The joint regulatory unit could also include additional institutions designated by the Cabinet Secretary through a gazette notice. This flexibility ensures that the regulatory framework can adapt to the evolving needs of the cryptocurrency industry. The proposal has received strong backing from crypto players since its introduction to Parliament on April 4, 2025.
The Virtual Assets Chamber (VAC), Kenya’s leading policy think tank for blockchain and virtual assets, has recommended deleting a clause in the legislation – the Virtual Asset Service Providers Bill, 2025. The VAC argued that the provision, which grants the regulatory authority to conduct off-site surveillance, was “overly prescriptive” and lacked clear definitions or boundaries.

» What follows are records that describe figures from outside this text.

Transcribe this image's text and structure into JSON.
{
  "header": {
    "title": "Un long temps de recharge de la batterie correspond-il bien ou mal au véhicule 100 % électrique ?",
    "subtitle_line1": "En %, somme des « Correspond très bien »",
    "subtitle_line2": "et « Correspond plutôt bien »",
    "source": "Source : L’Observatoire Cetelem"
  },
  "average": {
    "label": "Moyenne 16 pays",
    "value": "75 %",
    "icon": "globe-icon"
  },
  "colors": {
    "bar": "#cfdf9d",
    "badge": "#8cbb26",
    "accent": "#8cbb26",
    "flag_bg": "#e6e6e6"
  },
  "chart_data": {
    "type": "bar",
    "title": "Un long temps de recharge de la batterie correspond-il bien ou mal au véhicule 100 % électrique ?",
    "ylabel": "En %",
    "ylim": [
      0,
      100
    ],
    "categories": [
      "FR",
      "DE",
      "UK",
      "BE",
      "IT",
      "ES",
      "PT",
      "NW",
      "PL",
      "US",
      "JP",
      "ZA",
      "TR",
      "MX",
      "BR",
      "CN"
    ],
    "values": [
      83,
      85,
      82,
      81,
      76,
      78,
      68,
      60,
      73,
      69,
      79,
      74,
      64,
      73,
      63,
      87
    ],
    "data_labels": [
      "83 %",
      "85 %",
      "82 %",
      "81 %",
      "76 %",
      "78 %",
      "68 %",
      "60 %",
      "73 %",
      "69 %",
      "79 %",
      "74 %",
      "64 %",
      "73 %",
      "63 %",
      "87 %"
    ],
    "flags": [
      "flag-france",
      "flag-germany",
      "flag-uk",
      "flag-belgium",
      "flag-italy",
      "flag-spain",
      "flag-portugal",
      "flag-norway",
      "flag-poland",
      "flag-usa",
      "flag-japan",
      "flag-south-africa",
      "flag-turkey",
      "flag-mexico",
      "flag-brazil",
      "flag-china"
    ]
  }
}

The Financial Commission has agreed to abide by the VAC’s recommendation, demonstrating a commitment to refining the regulatory framework based on expert input.
In Kenya, VASPs have faced challenges in accessing banking services due to an advisory issued by the Central Bank cautioning financial institutions against dealing with crypto-related businesses. However, the introduction of the Bill signals a significant transformation in the Kenyan virtual asset landscape. The proposal requires all crypto providers to open and maintain a bank account within Kenya, addressing issues of transparency and accountability. If passed, the Bill would make Kenya the third African nation, after Nigeria and South Africa, to have a crypto-specific law.